Remember Karen Russell whose story "Haunting Olivia" appeared in the 2005 Debut Fiction issue of the New Yorker when she was 23? Her first collection of stories, St. Lucy's Home for Girls Raised by Wolves is now out. NPR has another of her stories on its Web site, "Ava Wrestles the Alligator."
● ● ●
I know this is old news, but I thought I'd give my brief thoughts on the stories from the New Yorker debut fiction issue. I wasn't bowled over any of the stories, but I was most impressed by Umwem Alpem's "Ex-Mas Feast," not so much for writerly virtuosity as for the glimpse of the exotic the story provides. Perhaps because so many short stories seem to be set in the suburbs, I am always drawn to stories set in faraway places.

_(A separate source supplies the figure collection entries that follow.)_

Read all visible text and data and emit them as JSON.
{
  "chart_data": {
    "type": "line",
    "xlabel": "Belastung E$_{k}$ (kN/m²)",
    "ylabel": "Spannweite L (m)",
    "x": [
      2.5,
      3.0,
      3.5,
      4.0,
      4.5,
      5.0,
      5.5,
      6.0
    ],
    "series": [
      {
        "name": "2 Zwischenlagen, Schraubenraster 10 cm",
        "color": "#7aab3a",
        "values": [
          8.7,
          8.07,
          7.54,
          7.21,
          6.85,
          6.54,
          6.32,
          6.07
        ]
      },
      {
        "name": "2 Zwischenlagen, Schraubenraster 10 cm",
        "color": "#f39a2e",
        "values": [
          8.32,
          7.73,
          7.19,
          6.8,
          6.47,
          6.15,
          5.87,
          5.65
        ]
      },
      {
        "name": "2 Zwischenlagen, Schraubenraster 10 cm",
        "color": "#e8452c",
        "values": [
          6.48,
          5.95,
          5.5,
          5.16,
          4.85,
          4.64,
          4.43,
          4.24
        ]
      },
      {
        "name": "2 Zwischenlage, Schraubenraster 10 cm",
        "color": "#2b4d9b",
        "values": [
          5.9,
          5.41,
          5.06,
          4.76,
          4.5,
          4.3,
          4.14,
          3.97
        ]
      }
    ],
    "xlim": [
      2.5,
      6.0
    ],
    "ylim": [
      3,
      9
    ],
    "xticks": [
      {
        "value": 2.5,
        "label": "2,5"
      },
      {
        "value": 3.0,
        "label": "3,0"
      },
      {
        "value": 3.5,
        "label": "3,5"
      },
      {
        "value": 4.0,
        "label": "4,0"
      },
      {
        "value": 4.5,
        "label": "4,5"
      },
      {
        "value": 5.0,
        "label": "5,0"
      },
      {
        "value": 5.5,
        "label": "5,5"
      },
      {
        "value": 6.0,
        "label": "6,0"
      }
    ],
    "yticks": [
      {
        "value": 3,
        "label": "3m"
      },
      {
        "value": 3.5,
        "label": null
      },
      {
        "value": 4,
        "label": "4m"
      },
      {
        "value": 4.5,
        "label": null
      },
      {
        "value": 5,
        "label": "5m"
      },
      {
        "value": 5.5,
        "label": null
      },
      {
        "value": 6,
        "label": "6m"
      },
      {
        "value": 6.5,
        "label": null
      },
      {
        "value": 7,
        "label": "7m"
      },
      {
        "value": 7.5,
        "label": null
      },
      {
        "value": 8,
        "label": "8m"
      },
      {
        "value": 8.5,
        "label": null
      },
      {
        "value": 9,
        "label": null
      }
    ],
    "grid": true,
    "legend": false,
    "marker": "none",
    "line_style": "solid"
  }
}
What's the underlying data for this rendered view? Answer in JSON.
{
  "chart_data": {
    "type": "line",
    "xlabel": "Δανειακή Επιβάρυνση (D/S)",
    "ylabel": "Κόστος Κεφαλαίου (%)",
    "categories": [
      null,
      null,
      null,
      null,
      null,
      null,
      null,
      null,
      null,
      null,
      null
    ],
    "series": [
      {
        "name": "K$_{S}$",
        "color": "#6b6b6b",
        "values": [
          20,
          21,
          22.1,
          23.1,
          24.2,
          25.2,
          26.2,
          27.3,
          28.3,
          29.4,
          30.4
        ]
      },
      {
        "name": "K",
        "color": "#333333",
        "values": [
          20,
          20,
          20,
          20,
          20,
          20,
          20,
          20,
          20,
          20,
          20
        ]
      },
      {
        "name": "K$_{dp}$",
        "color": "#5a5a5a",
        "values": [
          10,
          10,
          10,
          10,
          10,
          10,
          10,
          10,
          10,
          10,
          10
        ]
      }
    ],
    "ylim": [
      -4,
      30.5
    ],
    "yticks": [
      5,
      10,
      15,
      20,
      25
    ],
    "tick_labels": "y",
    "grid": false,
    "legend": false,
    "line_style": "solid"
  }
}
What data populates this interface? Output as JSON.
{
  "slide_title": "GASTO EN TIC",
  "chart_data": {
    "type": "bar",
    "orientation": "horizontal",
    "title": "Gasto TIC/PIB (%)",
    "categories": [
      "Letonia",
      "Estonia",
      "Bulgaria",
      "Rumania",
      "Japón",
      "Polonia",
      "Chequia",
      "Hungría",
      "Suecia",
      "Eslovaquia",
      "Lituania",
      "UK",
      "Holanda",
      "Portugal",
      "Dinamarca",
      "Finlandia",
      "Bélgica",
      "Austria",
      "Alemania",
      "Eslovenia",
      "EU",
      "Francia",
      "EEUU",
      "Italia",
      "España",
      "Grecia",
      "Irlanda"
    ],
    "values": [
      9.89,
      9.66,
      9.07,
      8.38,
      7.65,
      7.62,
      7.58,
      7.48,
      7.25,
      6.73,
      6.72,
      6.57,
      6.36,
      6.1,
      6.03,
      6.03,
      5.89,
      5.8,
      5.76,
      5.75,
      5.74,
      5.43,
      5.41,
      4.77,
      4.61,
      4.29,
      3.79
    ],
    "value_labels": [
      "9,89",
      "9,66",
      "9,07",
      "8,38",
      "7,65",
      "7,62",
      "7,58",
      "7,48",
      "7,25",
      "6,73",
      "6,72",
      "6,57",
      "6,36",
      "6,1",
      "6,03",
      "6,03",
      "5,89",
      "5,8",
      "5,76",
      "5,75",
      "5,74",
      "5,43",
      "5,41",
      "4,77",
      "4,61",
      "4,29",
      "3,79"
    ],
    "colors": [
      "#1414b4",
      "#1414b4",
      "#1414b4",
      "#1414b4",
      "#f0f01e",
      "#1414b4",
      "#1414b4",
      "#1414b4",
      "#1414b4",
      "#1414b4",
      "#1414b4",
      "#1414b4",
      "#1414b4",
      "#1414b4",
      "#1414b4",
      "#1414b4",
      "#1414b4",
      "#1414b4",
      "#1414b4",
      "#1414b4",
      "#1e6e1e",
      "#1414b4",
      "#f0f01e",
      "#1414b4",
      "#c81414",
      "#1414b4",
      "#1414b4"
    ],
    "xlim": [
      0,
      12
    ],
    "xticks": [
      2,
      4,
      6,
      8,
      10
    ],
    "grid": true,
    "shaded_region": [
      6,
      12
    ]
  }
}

I was somewhat less impressed by Karen Russell's "Haunting Olivia," which I thought would have been a more successful story if it had been half as long. I did, however, enjoy how Russell injected a bit of the surreal into her story. I was also dutifully shocked upon discovering that she is only 23 years old, even though I should know that the New Yorker loves to find these fiction savants. Least interesting of all to me was Justin Tussing's "The Laser Age," which, at first glance, I thought was going to be a story of the twisted not to distant future, but instead was just another mismatched boy-meets-girl tale.